The fast-track scheme will be reserved for nationals of Libya, Syria, Afghanistan, Eritrea, and Yemen who reached Britain before June 28, 2022, although the government revealed the list of countries of origin was not fixed and could change in the future. The Home Office explained the countries had been chosen due to 95 percent of previous asylum claims being granted.

In a letter to stakeholders, Home Office officials said the questionnaire is designed for “claimants who have not yet been substantively interviewed and are one of the aforementioned nationalities. The intention of these questionnaires is to enable claimants to provide any further information about their claims which, in turn, could lead to a positive decision being taken without a substantive interview.

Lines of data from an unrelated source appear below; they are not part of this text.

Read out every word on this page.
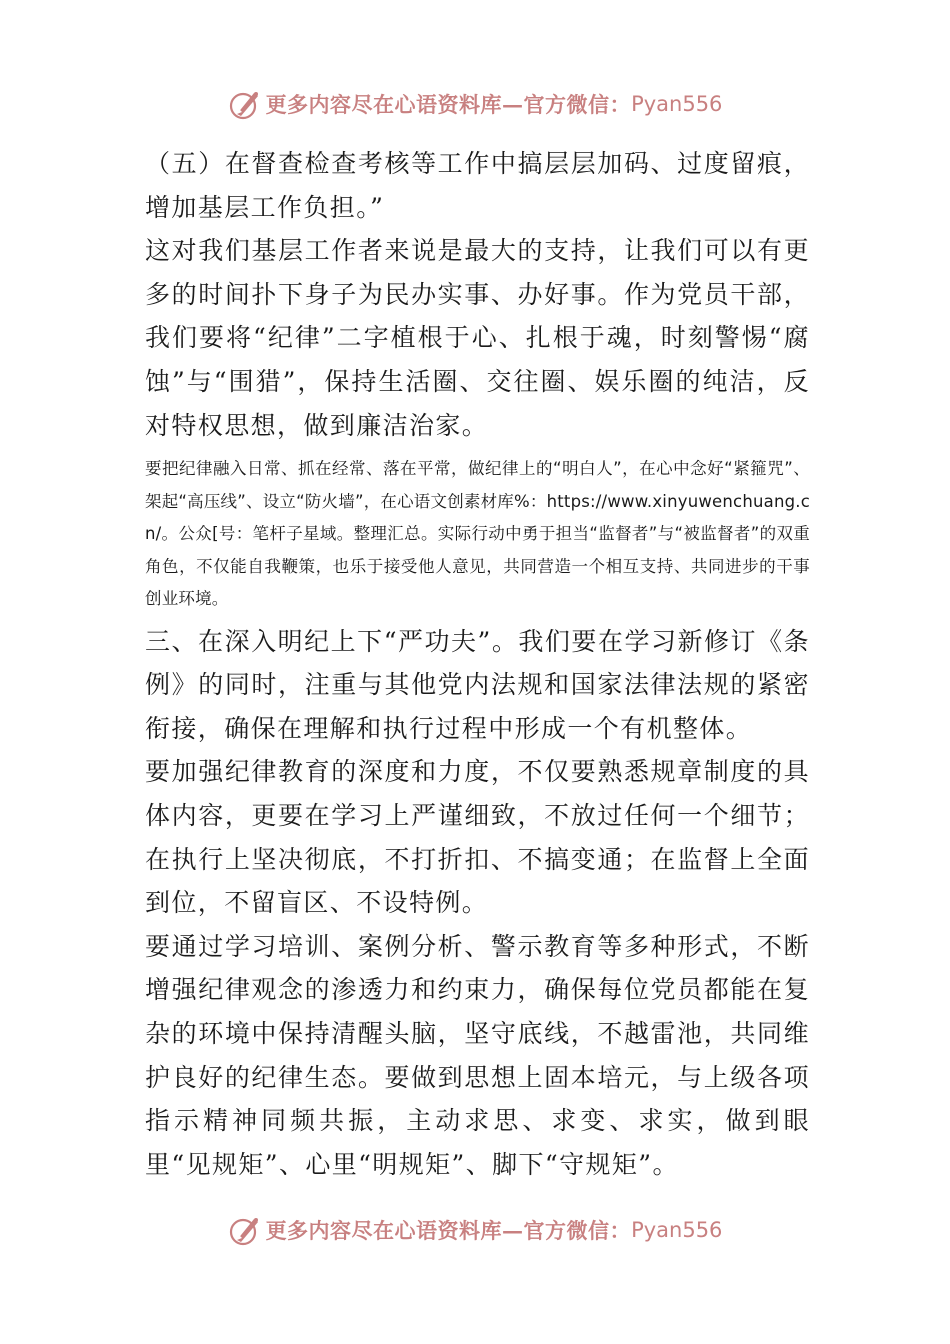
更多内容尽在心语资料库—官方微信： Pyan556

（五）在督查检查考核等工作中搞层层加码、过度留痕，增加基层工作负担。”

这对我们基层工作者来说是最大的支持，让我们可以有更多的时间扑下身子为民办实事、办好事。作为党员干部，我们要将“纪律”二字植根于心、扎根于魂，时刻警惕“腐蚀”与“围猎”，保持生活圈、交往圈、娱乐圈的纯洁，反对特权思想，做到廉洁治家。

要把纪律融入日常、抓在经常、落在平常，做纪律上的“明白人”，在心中念好“紧箍咒”、架起“高压线”、设立“防火墙”，在心语文创素材库%：https://www.xinyuwenchuang.cn/。公众[号：笔杆子星域。整理汇总。实际行动中勇于担当“监督者”与“被监督者”的双重角色，不仅能自我鞭策，也乐于接受他人意见，共同营造一个相互支持、共同进步的干事创业环境。

三、在深入明纪上下“严功夫”。我们要在学习新修订《条例》的同时，注重与其他党内法规和国家法律法规的紧密衔接，确保在理解和执行过程中形成一个有机整体。

要加强纪律教育的深度和力度，不仅要熟悉规章制度的具体内容，更要在学习上严谨细致，不放过任何一个细节；在执行上坚决彻底，不打折扣、不搞变通；在监督上全面到位，不留盲区、不设特例。

要通过学习培训、案例分析、警示教育等多种形式，不断增强纪律观念的渗透力和约束力，确保每位党员都能在复杂的环境中保持清醒头脑，坚守底线，不越雷池，共同维护良好的纪律生态。要做到思想上固本培元，与上级各项指示精神同频共振，主动求思、求变、求实，做到眼里“见规矩”、心里“明规矩”、脚下“守规矩”。

更多内容尽在心语资料库—官方微信： Pyan556
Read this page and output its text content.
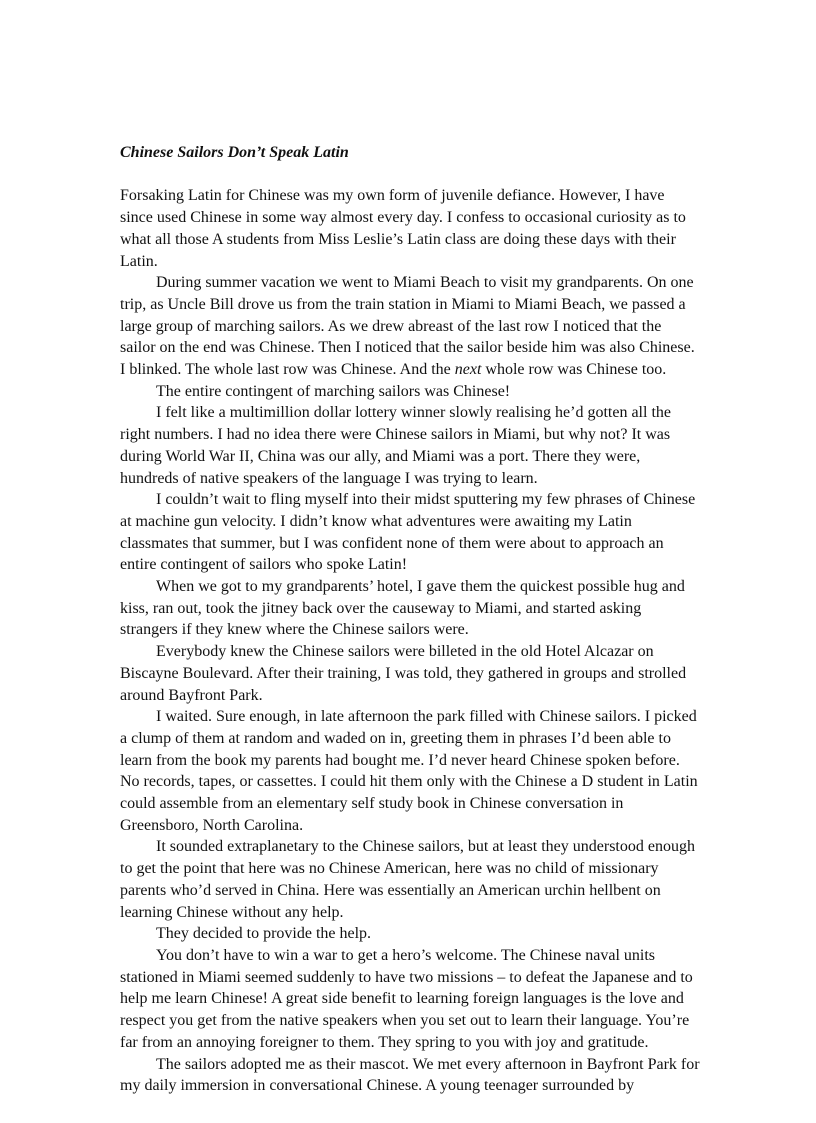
Chinese Sailors Don’t Speak Latin

Forsaking Latin for Chinese was my own form of juvenile defiance. However, I have since used Chinese in some way almost every day. I confess to occasional curiosity as to what all those A students from Miss Leslie’s Latin class are doing these days with their Latin.

During summer vacation we went to Miami Beach to visit my grandparents. On one trip, as Uncle Bill drove us from the train station in Miami to Miami Beach, we passed a large group of marching sailors. As we drew abreast of the last row I noticed that the sailor on the end was Chinese. Then I noticed that the sailor beside him was also Chinese. I blinked. The whole last row was Chinese. And the next whole row was Chinese too.

The entire contingent of marching sailors was Chinese!

I felt like a multimillion dollar lottery winner slowly realising he’d gotten all the right numbers. I had no idea there were Chinese sailors in Miami, but why not? It was during World War II, China was our ally, and Miami was a port. There they were, hundreds of native speakers of the language I was trying to learn.

I couldn’t wait to fling myself into their midst sputtering my few phrases of Chinese at machine gun velocity. I didn’t know what adventures were awaiting my Latin classmates that summer, but I was confident none of them were about to approach an entire contingent of sailors who spoke Latin!

When we got to my grandparents’ hotel, I gave them the quickest possible hug and kiss, ran out, took the jitney back over the causeway to Miami, and started asking strangers if they knew where the Chinese sailors were.

Everybody knew the Chinese sailors were billeted in the old Hotel Alcazar on Biscayne Boulevard. After their training, I was told, they gathered in groups and strolled around Bayfront Park.

I waited. Sure enough, in late afternoon the park filled with Chinese sailors. I picked a clump of them at random and waded on in, greeting them in phrases I’d been able to learn from the book my parents had bought me. I’d never heard Chinese spoken before. No records, tapes, or cassettes. I could hit them only with the Chinese a D student in Latin could assemble from an elementary self study book in Chinese conversation in Greensboro, North Carolina.

It sounded extraplanetary to the Chinese sailors, but at least they understood enough to get the point that here was no Chinese American, here was no child of missionary parents who’d served in China. Here was essentially an American urchin hellbent on learning Chinese without any help.

They decided to provide the help.

You don’t have to win a war to get a hero’s welcome. The Chinese naval units stationed in Miami seemed suddenly to have two missions – to defeat the Japanese and to help me learn Chinese! A great side benefit to learning foreign languages is the love and respect you get from the native speakers when you set out to learn their language. You’re far from an annoying foreigner to them. They spring to you with joy and gratitude.

The sailors adopted me as their mascot. We met every afternoon in Bayfront Park for my daily immersion in conversational Chinese. A young teenager surrounded by
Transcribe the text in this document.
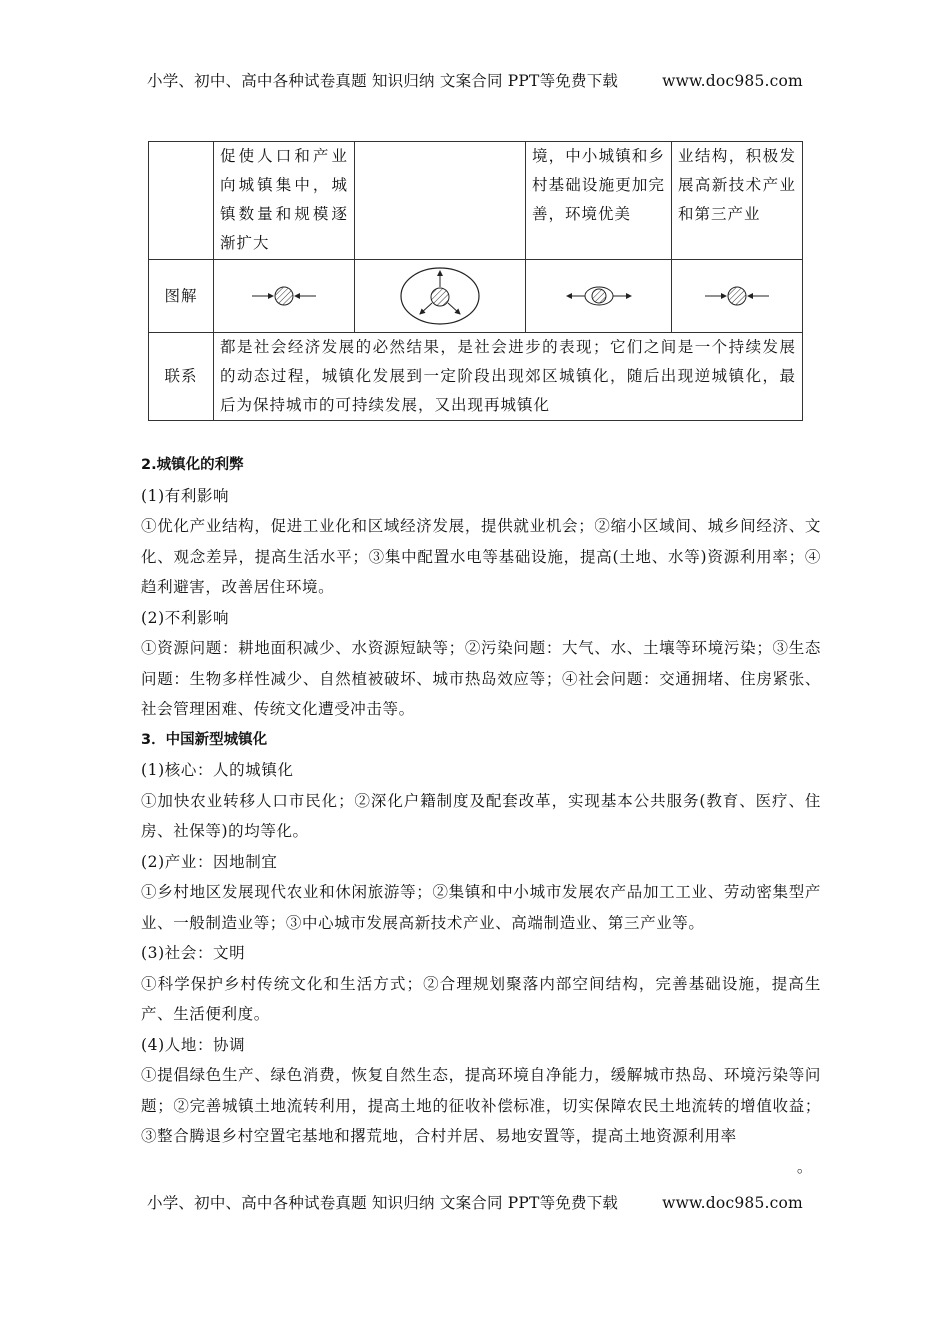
小学、初中、高中各种试卷真题 知识归纳 文案合同 PPT等免费下载	www.doc985.com
	促使人口和产业向城镇集中，城镇数量和规模逐渐扩大		境，中小城镇和乡村基础设施更加完善，环境优美	业结构，积极发展高新技术产业和第三产业
图解	

联系	都是社会经济发展的必然结果，是社会进步的表现；它们之间是一个持续发展的动态过程，城镇化发展到一定阶段出现郊区城镇化，随后出现逆城镇化，最后为保持城市的可持续发展，又出现再城镇化			

2.城镇化的利弊

(1)有利影响

①优化产业结构，促进工业化和区域经济发展，提供就业机会；②缩小区域间、城乡间经济、文化、观念差异，提高生活水平；③集中配置水电等基础设施，提高(土地、水等)资源利用率；④趋利避害，改善居住环境。

(2)不利影响

①资源问题：耕地面积减少、水资源短缺等；②污染问题：大气、水、土壤等环境污染；③生态问题：生物多样性减少、自然植被破坏、城市热岛效应等；④社会问题：交通拥堵、住房紧张、社会管理困难、传统文化遭受冲击等。

3．中国新型城镇化

(1)核心：人的城镇化

①加快农业转移人口市民化；②深化户籍制度及配套改革，实现基本公共服务(教育、医疗、住房、社保等)的均等化。

(2)产业：因地制宜

①乡村地区发展现代农业和休闲旅游等；②集镇和中小城市发展农产品加工工业、劳动密集型产业、一般制造业等；③中心城市发展高新技术产业、高端制造业、第三产业等。

(3)社会：文明

①科学保护乡村传统文化和生活方式；②合理规划聚落内部空间结构，完善基础设施，提高生产、生活便利度。

(4)人地：协调

①提倡绿色生产、绿色消费，恢复自然生态，提高环境自净能力，缓解城市热岛、环境污染等问题；②完善城镇土地流转利用，提高土地的征收补偿标准，切实保障农民土地流转的增值收益；③整合腾退乡村空置宅基地和撂荒地，合村并居、易地安置等，提高土地资源利用率

。

小学、初中、高中各种试卷真题 知识归纳 文案合同 PPT等免费下载	www.doc985.com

Criminal and security checks will still reportedly be conducted on applicants, and those with a criminal background will be required to attend an interview.

Whilst initially reserved for legacy applicants, the Home Office explained in its letter to stakeholders that it “will seek to translate the principles of thisprocess – where they operate successfully – into flow caseworking for asylum claims made on or after 28 June 2022 in due course,” suggesting vast numbers of asylum applicants could be given the green light to remain in Britain in the future based on an uncontested account handed in via a 10-page questionnaire.

Critics of the proposals, including one senior government source who spoke to the Daily Mail, branded the policy “an amnesty in all but name.”

“One major issue here is that it will encourage people from these nationalities who are not yet in the UK to come here and attempt to get asylum.

“It will also push up immigration figures because once these 12,000 have been granted refugee status they’ll be able to bring relatives here through the family reunion scheme,” they added.

Bill Wiggin, a stalwart Conservative MP, told Times Radio: “It doesn’t sound quite like the sort of ‘taking back control of our borders’ that we said we would do when we fought the last election.”

Another Home Office source told the same newspaper that the department was taking “a bit of a risk in order to get the backlog down”; however, an official Home Office statement insisted the scheme was not designed to give “blanket” refugee status to those eligible for the fast-track scheme.

“The Prime Minister and the Home Secretary are clear that we need to clear the backlog in order to be able to detain people and swiftly remove them when we have the new legislation,” the Home Office added.

The move comes as new Home Office data published on Thursday shows the U.K.’s asylum-seeker backlog has surpassed 150,000 applicants stretching back more than two years and has an upkeep bill of more than £2.1 billion (€2.38 billion) per year.

The risk factor, however, is undeniable. While 95 percent of asylum claims from the selected countries may be granted, there are horrifying examples of nationals from those countries who slipped through the net to commit atrocious acts of violence across Britain.

One such instance involved Lawangeen Abdulrahimzai, an Afghan national who was handed a life sentence with a minimum term of 29 years last month for stabbing to death an aspiring Royal Marine in Dorset last year.

Another example involved four Afghan teenage boys who were arrested earlier this month for the alleged rape of a fellow pupil at a school in Kent. The suspects were eventually released without charge after the complainant stopped cooperating with the police, sparking protests among female students outside the school’s gates this week.

Commenting on the enormous asylum backlog, Alp Mehmet, chairman of Migration Watch UK, said: “The ballooning of the backlog is inevitable. With the rate of illegal Channel crossings already greater than it was in 2022 and the level of returns minimal, the number of crossings will go on increasing.

“The only solution is to stop the illegal influx. What the government must not do is reduce the backlog by effectively declaring an amnesty in all but name. That would prove disastrous.”